Interlayer Exchange Coupling across Graphene and h-BN junctions

Cobalt (Co)|Graphene and Co|hBN junctions are of great interest for graphene spintronics [1,2,3]. We present a comparative study of interlayer exchange coupling (IEC) between Co layers across graphene and hBN using first-principles calculations. IEC is calculated as a function of Co thickness for single graphene and hBN layer for three different FCC arrangements, namely AB, AC and BC. A RKKY type oscillatory exchange coupling constant alternating between strongly antiferromagnetic (AF) and weakly ferromagnetic (FM) is found.

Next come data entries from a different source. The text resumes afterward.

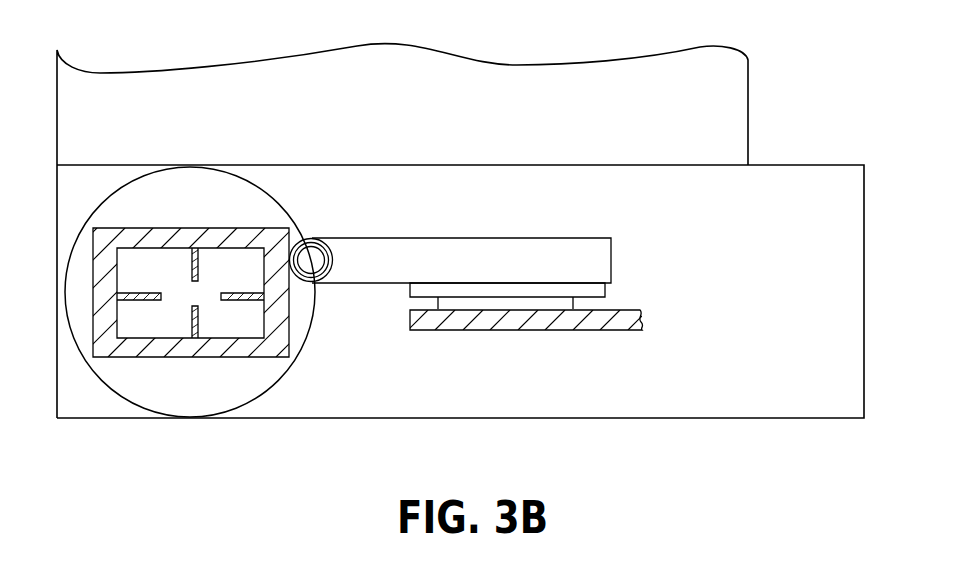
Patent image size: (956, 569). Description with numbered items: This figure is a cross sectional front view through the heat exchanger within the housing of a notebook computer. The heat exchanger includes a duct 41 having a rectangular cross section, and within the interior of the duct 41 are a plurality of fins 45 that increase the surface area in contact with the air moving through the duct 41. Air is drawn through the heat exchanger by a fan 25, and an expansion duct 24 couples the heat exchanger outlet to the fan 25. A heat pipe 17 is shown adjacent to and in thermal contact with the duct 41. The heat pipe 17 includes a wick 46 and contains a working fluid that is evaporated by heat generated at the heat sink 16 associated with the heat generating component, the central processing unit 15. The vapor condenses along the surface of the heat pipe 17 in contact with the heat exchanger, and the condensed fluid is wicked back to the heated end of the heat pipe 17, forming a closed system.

The central processing unit 15 is at (574, 305).
The heat sink 16 is at (605, 287).
The heat pipe 17 is at (425, 238).
The expansion duct 24 is at (197, 183).
The fan 25 is at (272, 193).
The duct 41 is at (289, 297).
The fins 45 is at (247, 292).
The wick 46 is at (321, 240).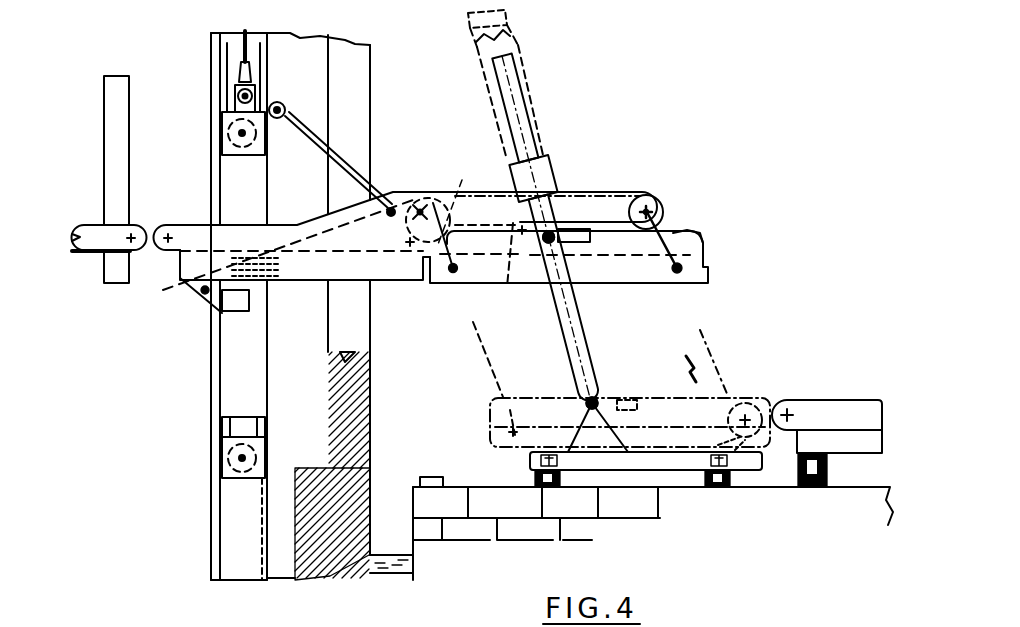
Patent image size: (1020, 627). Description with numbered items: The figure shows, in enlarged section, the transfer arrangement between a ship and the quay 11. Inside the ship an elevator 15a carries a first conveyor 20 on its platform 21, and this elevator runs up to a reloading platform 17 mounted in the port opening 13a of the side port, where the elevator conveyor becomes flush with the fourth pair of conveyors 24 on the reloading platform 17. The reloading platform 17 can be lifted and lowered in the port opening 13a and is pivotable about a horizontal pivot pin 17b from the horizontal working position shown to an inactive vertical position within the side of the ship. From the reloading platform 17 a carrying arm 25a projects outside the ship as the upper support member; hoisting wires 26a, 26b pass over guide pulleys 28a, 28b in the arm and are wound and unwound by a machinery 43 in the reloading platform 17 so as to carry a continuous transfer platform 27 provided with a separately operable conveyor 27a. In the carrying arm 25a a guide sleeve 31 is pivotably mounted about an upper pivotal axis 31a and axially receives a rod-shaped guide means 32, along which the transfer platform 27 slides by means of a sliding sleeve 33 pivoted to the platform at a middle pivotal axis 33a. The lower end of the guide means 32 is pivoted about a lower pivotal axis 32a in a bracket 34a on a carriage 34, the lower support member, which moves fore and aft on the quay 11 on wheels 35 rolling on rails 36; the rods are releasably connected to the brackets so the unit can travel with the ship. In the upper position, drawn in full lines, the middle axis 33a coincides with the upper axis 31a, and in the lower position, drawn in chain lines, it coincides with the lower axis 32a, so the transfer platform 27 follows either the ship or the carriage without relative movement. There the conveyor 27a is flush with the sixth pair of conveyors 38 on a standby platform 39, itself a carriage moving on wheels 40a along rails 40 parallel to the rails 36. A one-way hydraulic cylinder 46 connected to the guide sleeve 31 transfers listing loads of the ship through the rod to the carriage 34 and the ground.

In FCC Co, the largest IEC is -200 meV for 5 monolayers of Co for AB type stacking whereas the HCP Co yields a coupling strength of -229 meV for AC type stacking, respectively. Finally, IEC as for hBN layer shows opposite phase for AB (12 meV) and AC/BC (-15 meV) FCC stackings. Thus, a control over the ICE gives a tunable parameter for synthetic antiferromagnetic structures in spintronics [4].
[1] O-V. Yazyev et al, Phys. Rev. B. 80, 035408 (2009).
[2] C. Vo-Van et al, New J. Phys. 12, 103040 (2010).
[3] H. X. Yang et al, Nano Lett. 16, 145 (2016).
[4] P. Gargiani et al, Nature Comm. 8, 699 (2017).